Stunned. Thunderstruck. When India’s king Virat Kohli was bowled for a duck by Moeen Ali, he resembled an emperor about to address his people, only to find his trousers had fallen down.
When Sir Donald Bradman made a duck in his final Test, he simply tucked his bat under his arm and walked off at the Oval in 1948. Eric Hollies had clean-bowled him with a googly, and that was that.
If Dr WG Grace had been batting in Kohli’s place in Chennai, he would have replaced the bails and, with a threatening glower at the umpire, observed that it was a very windy day then carried on batting. Kohli did not try that old trick but he appeared to borrow another line from WG, even if he uttered it silently to himself: “They have come to watch me bat, not you bowl.”

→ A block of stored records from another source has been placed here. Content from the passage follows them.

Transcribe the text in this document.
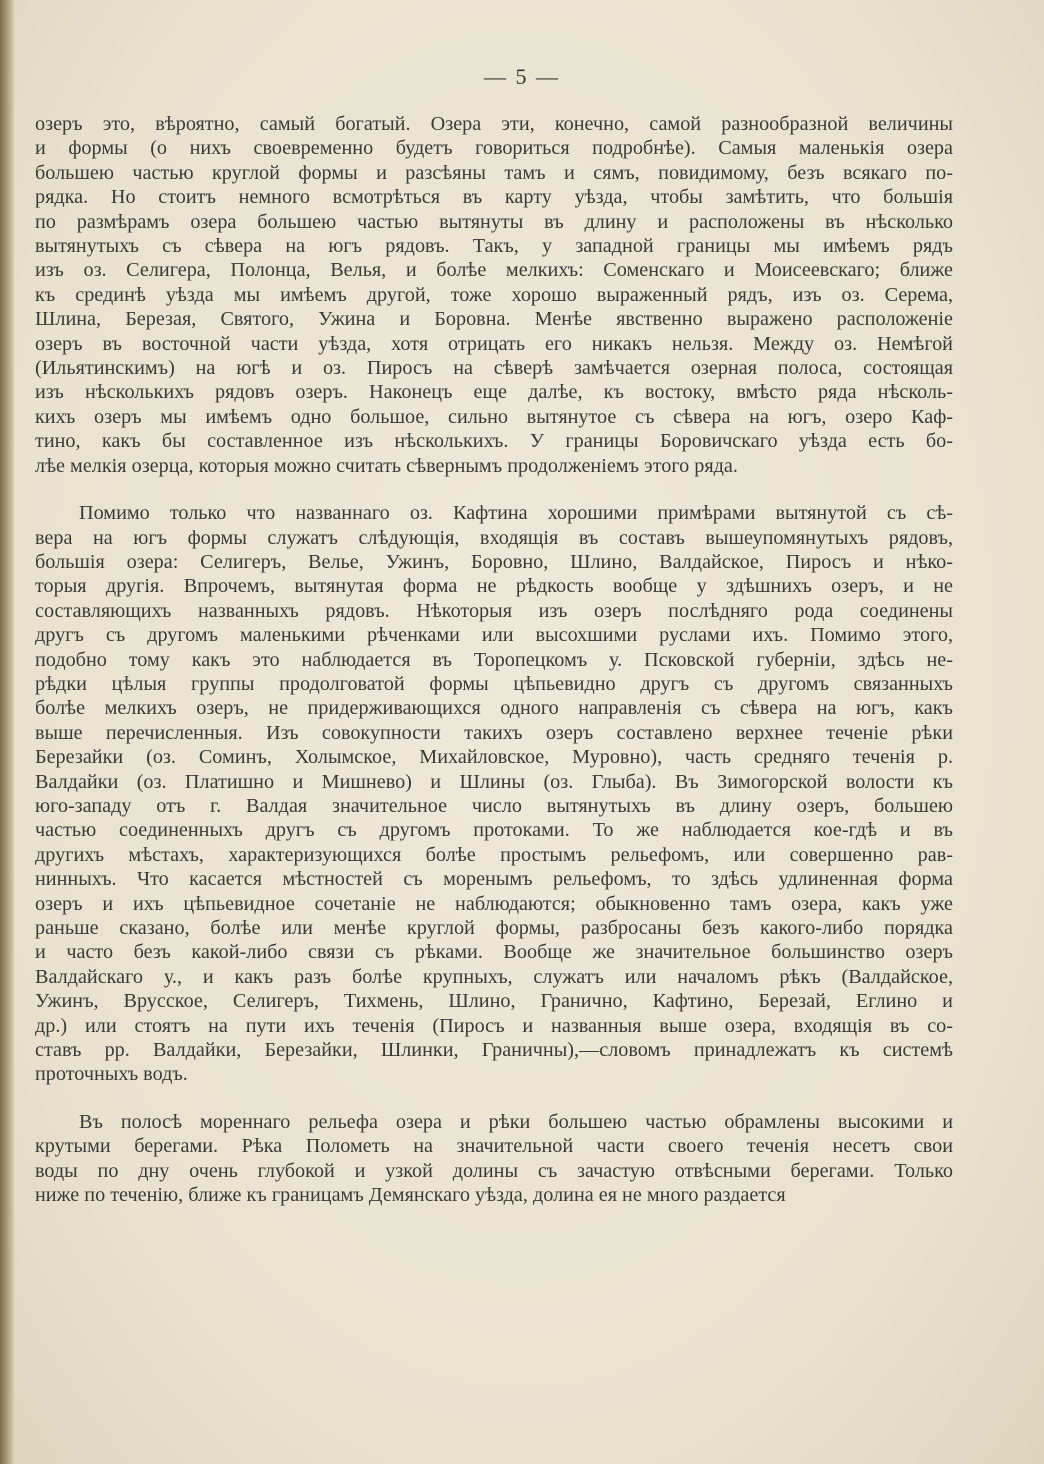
— 5 —

озеръ это, вѣроятно, самый богатый. Озера эти, конечно, самой разнообразной величины
и формы (о нихъ своевременно будетъ говориться подробнѣе). Самыя маленькія озера
большею частью круглой формы и разсѣяны тамъ и сямъ, повидимому, безъ всякаго по-
рядка. Но стоитъ немного всмотрѣться въ карту уѣзда, чтобы замѣтить, что большія
по размѣрамъ озера большею частью вытянуты въ длину и расположены въ нѣсколько
вытянутыхъ съ сѣвера на югъ рядовъ. Такъ, у западной границы мы имѣемъ рядъ
изъ оз. Селигера, Полонца, Велья, и болѣе мелкихъ: Соменскаго и Моисеевскаго; ближе
къ срединѣ уѣзда мы имѣемъ другой, тоже хорошо выраженный рядъ, изъ оз. Серема,
Шлина, Березая, Святого, Ужина и Боровна. Менѣе явственно выражено расположеніе
озеръ въ восточной части уѣзда, хотя отрицать его никакъ нельзя. Между оз. Немѣгой
(Ильятинскимъ) на югѣ и оз. Пиросъ на сѣверѣ замѣчается озерная полоса, состоящая
изъ нѣсколькихъ рядовъ озеръ. Наконецъ еще далѣе, къ востоку, вмѣсто ряда нѣсколь-
кихъ озеръ мы имѣемъ одно большое, сильно вытянутое съ сѣвера на югъ, озеро Каф-
тино, какъ бы составленное изъ нѣсколькихъ. У границы Боровичскаго уѣзда есть бо-
лѣе мелкія озерца, которыя можно считать сѣвернымъ продолженіемъ этого ряда.

Помимо только что названнаго оз. Кафтина хорошими примѣрами вытянутой съ сѣ-
вера на югъ формы служатъ слѣдующія, входящія въ составъ вышеупомянутыхъ рядовъ,
большія озера: Селигеръ, Велье, Ужинъ, Боровно, Шлино, Валдайское, Пиросъ и нѣко-
торыя другія. Впрочемъ, вытянутая форма не рѣдкость вообще у здѣшнихъ озеръ, и не
составляющихъ названныхъ рядовъ. Нѣкоторыя изъ озеръ послѣдняго рода соединены
другъ съ другомъ маленькими рѣченками или высохшими руслами ихъ. Помимо этого,
подобно тому какъ это наблюдается въ Торопецкомъ у. Псковской губерніи, здѣсь не-
рѣдки цѣлыя группы продолговатой формы цѣпьевидно другъ съ другомъ связанныхъ
болѣе мелкихъ озеръ, не придерживающихся одного направленія съ сѣвера на югъ, какъ
выше перечисленныя. Изъ совокупности такихъ озеръ составлено верхнее теченіе рѣки
Березайки (оз. Соминъ, Холымское, Михайловское, Муровно), часть средняго теченія р.
Валдайки (оз. Платишно и Мишнево) и Шлины (оз. Глыба). Въ Зимогорской волости къ
юго-западу отъ г. Валдая значительное число вытянутыхъ въ длину озеръ, большею
частью соединенныхъ другъ съ другомъ протоками. То же наблюдается кое-гдѣ и въ
другихъ мѣстахъ, характеризующихся болѣе простымъ рельефомъ, или совершенно рав-
нинныхъ. Что касается мѣстностей съ моренымъ рельефомъ, то здѣсь удлиненная форма
озеръ и ихъ цѣпьевидное сочетаніе не наблюдаются; обыкновенно тамъ озера, какъ уже
раньше сказано, болѣе или менѣе круглой формы, разбросаны безъ какого-либо порядка
и часто безъ какой-либо связи съ рѣками. Вообще же значительное большинство озеръ
Валдайскаго у., и какъ разъ болѣе крупныхъ, служатъ или началомъ рѣкъ (Валдайское,
Ужинъ, Врусское, Селигеръ, Тихмень, Шлино, Гранично, Кафтино, Березай, Еглино и
др.) или стоятъ на пути ихъ теченія (Пиросъ и названныя выше озера, входящія въ со-
ставъ рр. Валдайки, Березайки, Шлинки, Граничны),—словомъ принадлежатъ къ системѣ
проточныхъ водъ.

Въ полосѣ мореннаго рельефа озера и рѣки большею частью обрамлены высокими и
крутыми берегами. Рѣка Полометь на значительной части своего теченія несетъ свои
воды по дну очень глубокой и узкой долины съ зачастую отвѣсными берегами. Только
ниже по теченію, ближе къ границамъ Демянскаго уѣзда, долина ея не много раздается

Which was probably true. The 9,000 spectators would have come to the Chepauk stadium with the primary purpose of seeing King Kohli make a royal response to India’s defeat in the first Test. Rohit Sharma went on to make a century that was almost as regal, but for Kohli to be overthrown by his fifth ball without scoring: the Tamil film industry in Chennai is almost as vibrant as Bollywood but a Kohli duck cannot have been in any script.
WG would have used one of his side’s DRS reviews. Kohli seemed inclined to use all three of them as he stood there in disbelief. But the auditory evidence was overwhelming. The sound of ball on wood ensued immediately after Kohli had missed his drive: a rash, high-risk, even arrogant shot for any new batsman to try on a turning pitch, if any courtier could have been found to tell him so.
It was Kohli’s 11th duck in all Test cricket and his sixth in India, so the event was not too uncommon. It was his reaction that was. The temerity of an offbreak to bowl him through the gate, and for an England offspinner of all people to do it!
Moeen’s day naturally went downhill from there, as he was no more able than Dom Bess to exert the control that a captain craves. All too soon England were into the nightmare scenario which they had averted in Chennai: an old, soft ball in the heat of the day against two well-set Indian strokemakers finding every gap in the field and scoring too quickly. But Moeen has always been an aggressive, wicket-taking offspinner with an excellent strike-rate of one wicket every ten overs, not a defensive, containing successor to Fred Titmus, Ray Illingworth and John Emburey.
It is both a very simple and very difficult matter of bowling six balls an over in the right place, not four or even five. England’s spin-bowling coach, and the former Warwickshire captain, Jeetan Patel has been giving master-classes at Edgbaston for the last decade: every ball a bit outside offstump, never too full to be driven, never too short to cut. And with a bit of luck Joe Root is not the batsman, ever ready to reverse-sweep. India, at least, spared Moeen that ill-treatment.
In the process of letting the game slip from 86 for three, after Kohli’s dethronement, a key moment was when Moeen offered Ajinkya Rahane a full toss first ball to get off the mark. Rahane had got himself out in the first Test, by running down the pitch and making a Bess offbreak into a low full toss, but this was “a gimme”: the sort of erratic delivery that someone who has not bowled with a red ball in a competitive game since September 2019 is bound to dish up.
England were over-optimistic too. They might have been led to believe that Rohit Sharma is not a good sweeper. After his first attempt, when his bat was not horizontal, he kept nailing his sweeps, and England had no boundary fielder - no deep square-leg - for the first half of his 161. England hoped for a top-edged sweep to short fine-leg but it never happened.
Moeen should not have been asked to bowl so many as 26 overs. Olly Stone made a fine contribution for a speed merchant on a slow turner in his second Test, and Jack Leach was steady as usual. But Stuart Broad could not lead the attack and find the reverse-swing as James Anderson had, the ball not scuffing up nearly so much as in the first Test; and Ben Stokes, supposedly the fifth bowler, could manage only two overs, one for each injured knee.
To be hit for four by one of India’s brilliant strokemakers visibly hurts Bess and Leach: so much so that Bess had to be withdrawn from the firing line for this game. Moeen, older at 33, reacts philosophically and rubs his right hand in the dust. He accepts the lows as he accepts the highest of highs like clean-bowling Kohli with a pearler.
England’s seventh away victory in a row now looks impossible on a pitch which has powdered at each end, if not yet in the middle. But Mo, for a mo, was in seventh heaven.